Lady Augusta, Gus, and Lady Julia are in their early forties and independently wealthy. Lady Gus has never wed, Lady Julia is a widow. In The Benevolent Society of Ill-Mannered Ladies, they were held up by a highwayman, who proved to be a lord transported twenty years earlier for killing someone in a duel. He was back to rescue his sister, who had been put in an insane asylum by their brother, the current title holder, for being a lesbian. Lady Gus and Lady Julia get involved in Lord Evan’s plan to free Lady Hester, and Lady Gus gets involved with Lord Evan.

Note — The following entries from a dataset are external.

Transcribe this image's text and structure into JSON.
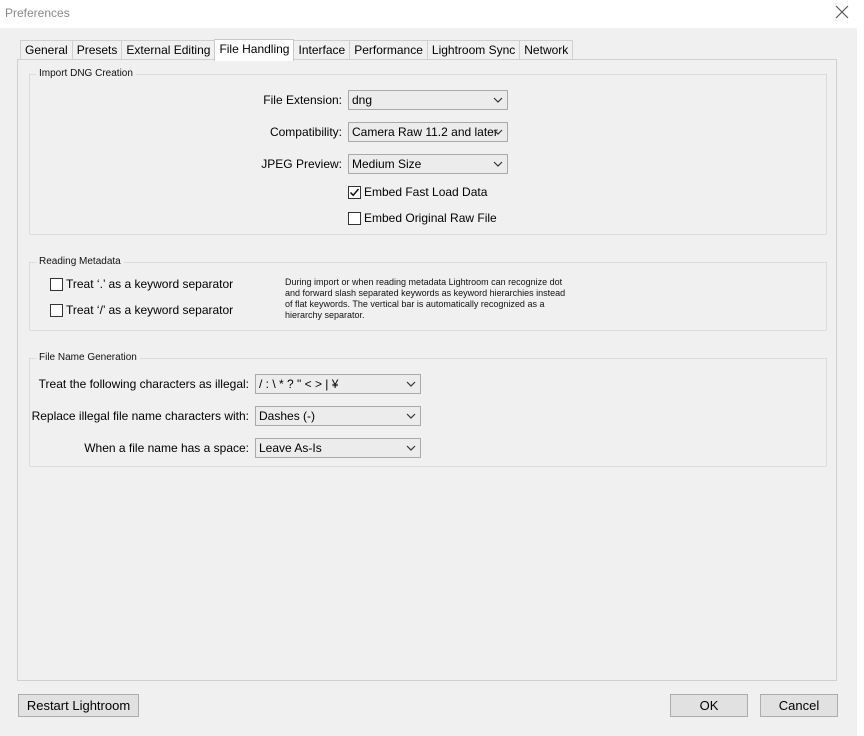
{
  "window": {
    "title": "Preferences",
    "close_icon": "close-icon"
  },
  "tabs": [
    {
      "label": "General"
    },
    {
      "label": "Presets"
    },
    {
      "label": "External Editing"
    },
    {
      "label": "File Handling"
    },
    {
      "label": "Interface"
    },
    {
      "label": "Performance"
    },
    {
      "label": "Lightroom Sync"
    },
    {
      "label": "Network"
    }
  ],
  "active_tab": "File Handling",
  "import_dng": {
    "title": "Import DNG Creation",
    "file_extension": {
      "label": "File Extension:",
      "value": "dng"
    },
    "compatibility": {
      "label": "Compatibility:",
      "value": "Camera Raw 11.2 and later"
    },
    "jpeg_preview": {
      "label": "JPEG Preview:",
      "value": "Medium Size"
    },
    "embed_fast_load": {
      "label": "Embed Fast Load Data",
      "checked": true
    },
    "embed_original_raw": {
      "label": "Embed Original Raw File",
      "checked": false
    }
  },
  "reading_metadata": {
    "title": "Reading Metadata",
    "dot_separator": {
      "label": "Treat ‘.’ as a keyword separator",
      "checked": false
    },
    "slash_separator": {
      "label": "Treat ‘/’ as a keyword separator",
      "checked": false
    },
    "info_lines": [
      "During import or when reading metadata Lightroom can recognize dot",
      "and forward slash separated keywords as keyword hierarchies instead",
      "of flat keywords. The vertical bar is automatically recognized as a",
      "hierarchy separator."
    ]
  },
  "file_name_generation": {
    "title": "File Name Generation",
    "illegal_chars": {
      "label": "Treat the following characters as illegal:",
      "value": "/ : \\ * ? \" < > | ¥"
    },
    "replace_with": {
      "label": "Replace illegal file name characters with:",
      "value": "Dashes (-)"
    },
    "space_handling": {
      "label": "When a file name has a space:",
      "value": "Leave As-Is"
    }
  },
  "buttons": {
    "restart": "Restart Lightroom",
    "ok": "OK",
    "cancel": "Cancel"
  },
  "colors": {
    "background": "#f0f0f0",
    "tab_active": "#ffffff",
    "border": "#d0d0d0"
  }
}
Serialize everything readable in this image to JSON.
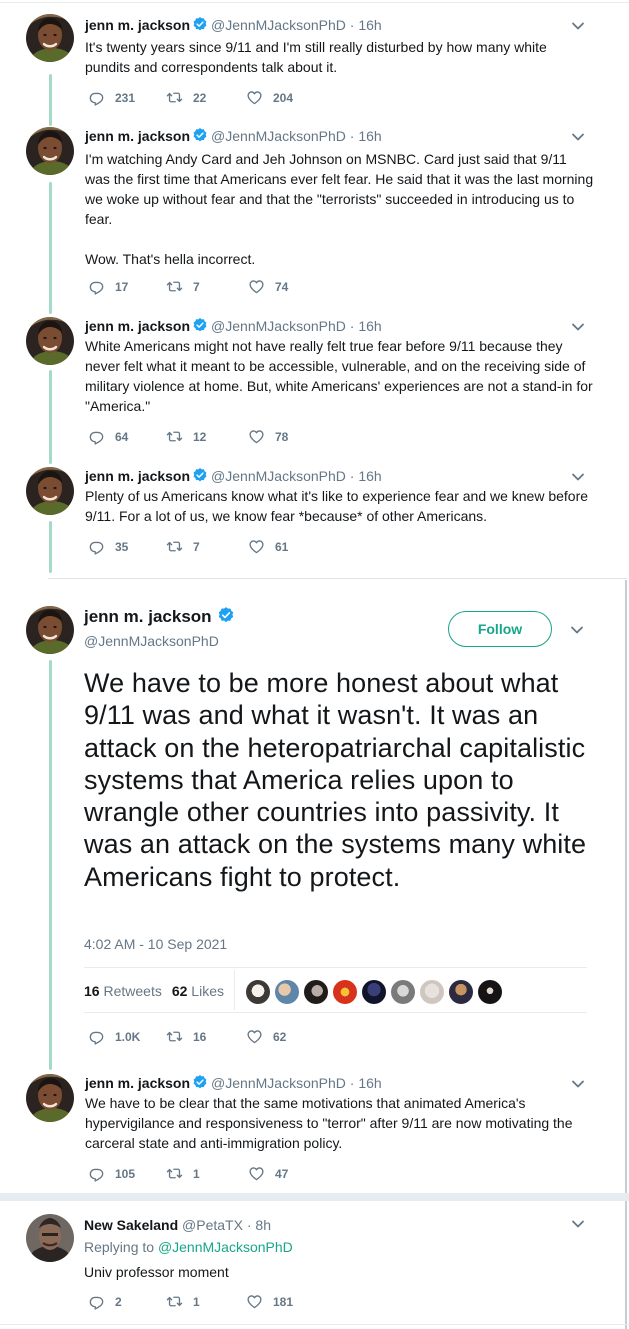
{
  "colors": {
    "accent": "#17a689",
    "thread_line": "#a5d9c8",
    "muted": "#657786",
    "text": "#14171a",
    "verified": "#1da1f2"
  },
  "tweets": [
    {
      "name": "jenn m. jackson",
      "handle": "@JennMJacksonPhD",
      "time": "16h",
      "text": "It's twenty years since 9/11 and I'm still really disturbed by how many white pundits and correspondents talk about it.",
      "replies": "231",
      "retweets": "22",
      "likes": "204"
    },
    {
      "name": "jenn m. jackson",
      "handle": "@JennMJacksonPhD",
      "time": "16h",
      "text": "I'm watching Andy Card and Jeh Johnson on MSNBC. Card just said that 9/11 was the first time that Americans ever felt fear. He said that it was the last morning we woke up without fear and that the \"terrorists\" succeeded in introducing us to fear.\n\nWow. That's hella incorrect.",
      "replies": "17",
      "retweets": "7",
      "likes": "74"
    },
    {
      "name": "jenn m. jackson",
      "handle": "@JennMJacksonPhD",
      "time": "16h",
      "text": "White Americans might not have really felt true fear before 9/11 because they never felt what it meant to be accessible, vulnerable, and on the receiving side of military violence at home. But, white Americans' experiences are not a stand-in for \"America.\"",
      "replies": "64",
      "retweets": "12",
      "likes": "78"
    },
    {
      "name": "jenn m. jackson",
      "handle": "@JennMJacksonPhD",
      "time": "16h",
      "text": "Plenty of us Americans know what it's like to experience fear and we knew before 9/11. For a lot of us, we know fear *because* of other Americans.",
      "replies": "35",
      "retweets": "7",
      "likes": "61"
    }
  ],
  "main_tweet": {
    "name": "jenn m. jackson",
    "handle": "@JennMJacksonPhD",
    "follow_label": "Follow",
    "text": "We have to be more honest about what 9/11 was and what it wasn't. It was an attack on the heteropatriarchal capitalistic systems that America relies upon to wrangle other countries into passivity. It was an attack on the systems many white Americans fight to protect.",
    "timestamp": "4:02 AM - 10 Sep 2021",
    "retweets_count": "16",
    "retweets_label": "Retweets",
    "likes_count": "62",
    "likes_label": "Likes",
    "replies": "1.0K",
    "retweets": "16",
    "likes": "62"
  },
  "follow_up": {
    "name": "jenn m. jackson",
    "handle": "@JennMJacksonPhD",
    "time": "16h",
    "text": "We have to be clear that the same motivations that animated America's hypervigilance and responsiveness to \"terror\" after 9/11 are now motivating the carceral state and anti-immigration policy.",
    "replies": "105",
    "retweets": "1",
    "likes": "47"
  },
  "reply": {
    "name": "New Sakeland",
    "handle": "@PetaTX",
    "time": "8h",
    "replying_prefix": "Replying to",
    "replying_to": "@JennMJacksonPhD",
    "text": "Univ professor moment",
    "replies": "2",
    "retweets": "1",
    "likes": "181"
  },
  "separator": "·"
}
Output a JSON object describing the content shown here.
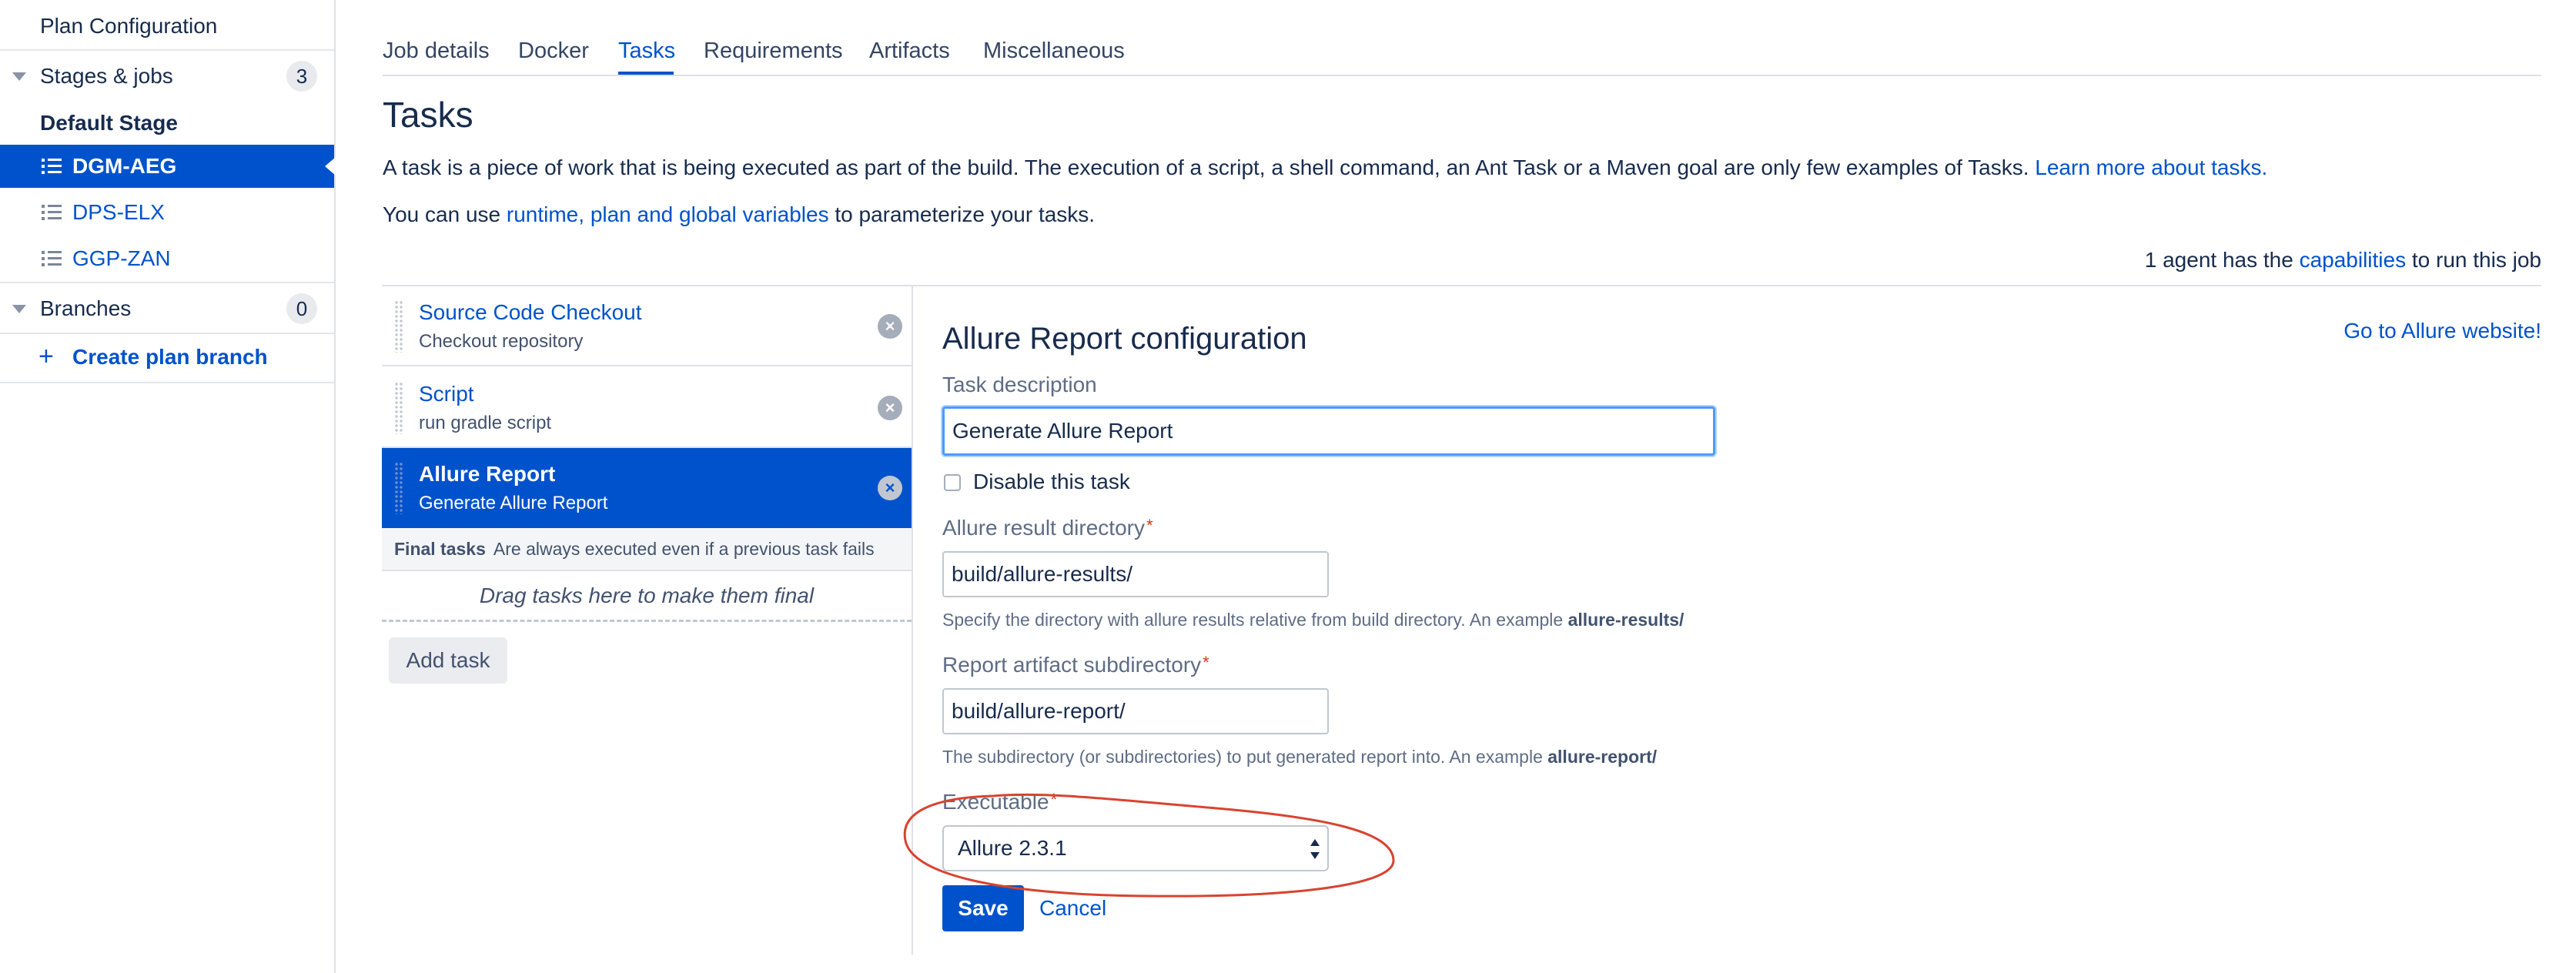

The Ladies Road Guide to Utter Ruin carries pretty much straight on from the end of the first book. Lady Gus and Lady Julia freed Lady Hester and are now keeping her, and her partner, hidden. Lady Julia is enjoying the company of Mr Kent, the Bow Street Runner who helped them. Lord Evan is still in hiding, but it seems he might not have killed his opponent in that duel, so he and Lady Gus are hunting for evidence to exonerate him. However, there’s a vicious thieftaker on his trail, and it’s someone in the Exalted Brethren of Rack and Ruin, a gentleman’s club not unlike the Hellfire Club, who’s pulling the strings. Lord Evan’s involvement is a mystery, but they’re a bad lot – women have been known to enter their club house and not come out. Meanwhile, Lady Hester’s brother is trying to track her down, and the brother of Lady Gus and Lady Julia has things to say about their behaviour…
People have been churning out these sorts of novels since Georgette Heyer first invented the genre back in the 1920s. There were even imprints dedicated solely to Regency romances. I called The Ladies Road Guide to Utter Ruin a Regency romance/crime novel, but really it’s not much different to Heyer’s “adventure” novels. What has changed since the days of Harlequin and Signet and Zebra, with their garish covers, is the presence of social commentary – although I seem to remember Fiona Hill’s Regency romances from the late 1970s and early 1980s included it. But Goodman’s series not only features social commentary, but also social justice – and it’s from a present-day perspective. Which only makes the books more likeable. I mean, I do like me some Heyer, but some of the baked-in sensibilities in her books are hard-to-take: the unexamined privilege, old men marrying teenage girls, the blindness to social inequality, the demonisation of the poor…
Heyer did have the wit, of course, and the charm, and there she reigns supreme. Goodman’s first-person narrative is not so light, but it does cover weightier topics, and in her favour she makes excellent use of a number of real historical figures. These are fun, but also a little more meaningful than most novels of their type. Recommended.